BACOLOD CITY—The growth of Bacolod has spilled over to other cities in Negros Occidental, based on the big improvements in the competitiveness rankings of three component cities -- Bago, San Carlos and Kabankalan -- in 2017.
This was the observation of Joselito Basilio, acting deputy director of Bangko Sentral ng Pilipinas (BSP)-Department of Economic Research, during the BSP Conference on Gearing Up for External Competitiveness held at the Seda Capitol Central here on Tuesday.
“I don’t exactly know their geographical locations, but it seems there’s a spillover in the sense that their jump (in the rankings) is really high. One of those three (referring to Bago City), jumped 45 steps up. So that’s a big jump,” he said.
“This is precisely because the potential of the region (Western Visayas) is really high. More than the agriculture side, there is the industry and services side,” Basilio added.

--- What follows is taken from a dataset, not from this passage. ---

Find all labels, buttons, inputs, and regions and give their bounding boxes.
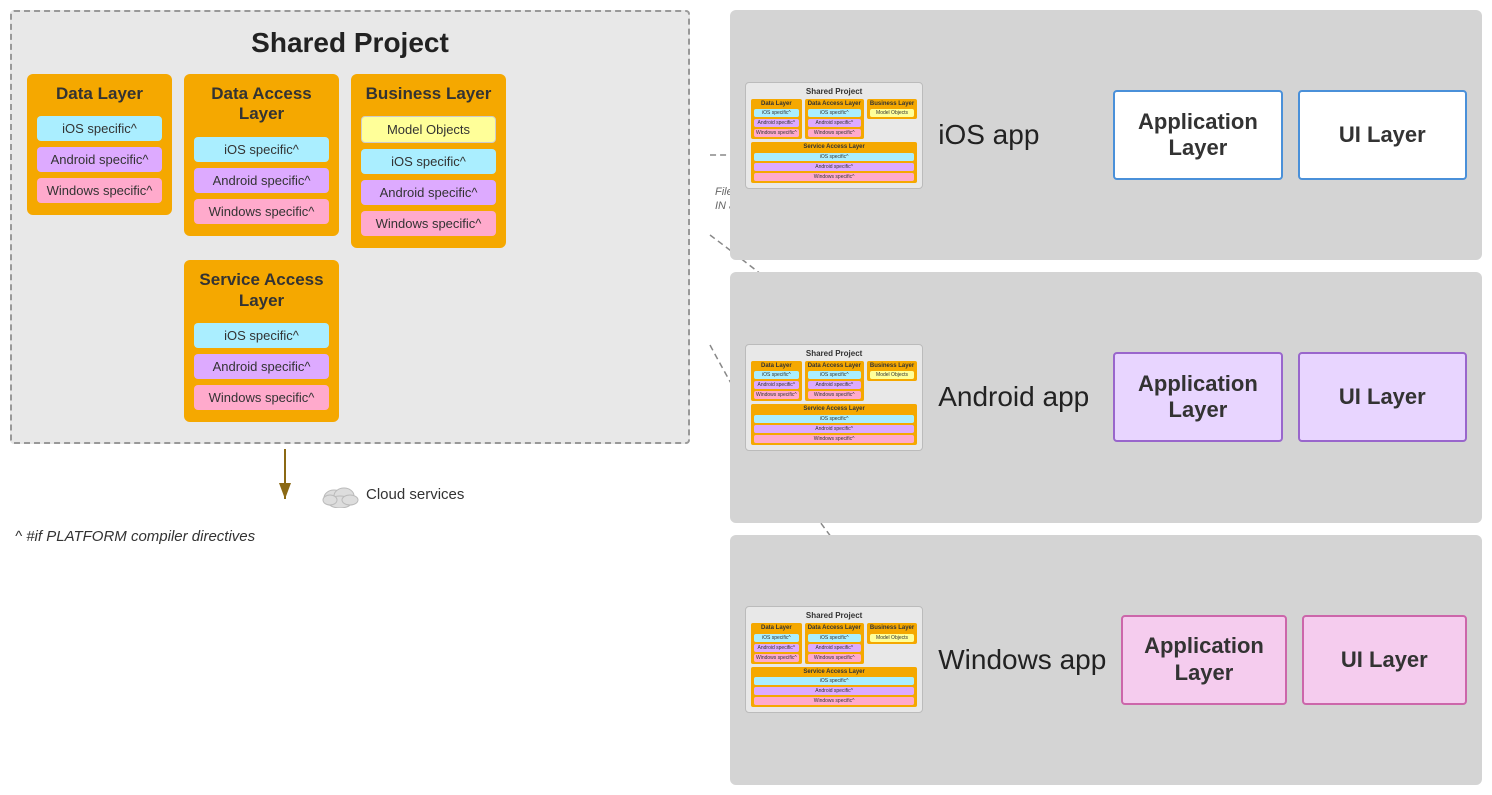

The rankings of the cities are based on the sum of their scores on four pillars: Economic Dynamism, Government Efficiency, Infrastructure, and Resiliency, as shown in the 2017 Cities and Municipalities Competitive Index.
Among 145 cities, including 33 highly-urbanized and 112 component cities, Bacolod was in the 22nd spot. Kabankalan was in 62nd place; Bago, 67th; and San Carlos, 100th.
However, in the 2017 Most Improved Rankings among component cities, Bago zoomed to number one after leaping 45 spots -- from 108th in the 2016 Rankings to 63rd in the 2017 rankings.
San Carlos placed sixth after placing 75th in 2017 from 101th in 2016, or up by 26 spots.
Kabankalan, which was ranked 14th, improved by 14 places -- from 49th in 2016 to 35th in 2017.
To the south, Bago is situated right next to Bacolod while Kabankalan is about two hours away. San Carlos is the northernmost city, but only about a two-hour drive from Bacolod via the Negros Translink Highway.
The three cities are the only ones from Negros Occidental included in the top 15 of the most improved component cities list. Among highly-urbanized cities, Bacolod remained in the 20th spot in the past two years.
Basilio said Bacolod can still grow further given its potentials.
“You have the potential in terms of labor growth, employment, and human resource. You have good schools here,” he said, adding that one important growth factor is also science and technology.
In his presentation, Basilio cited the strengths of Negros Occidental and Bacolod City, which include local economy size, growth and structure; education, health, information technology, and financial technology capacity; land use, early warning system, risk reduction plans; and employment.
In Western Visayas, from 2015-2017, the three-year value-added growth per sector is 3.5 percent in agriculture, forestry and fishing; 9.7 percent in industry; and 7.5 percent in services.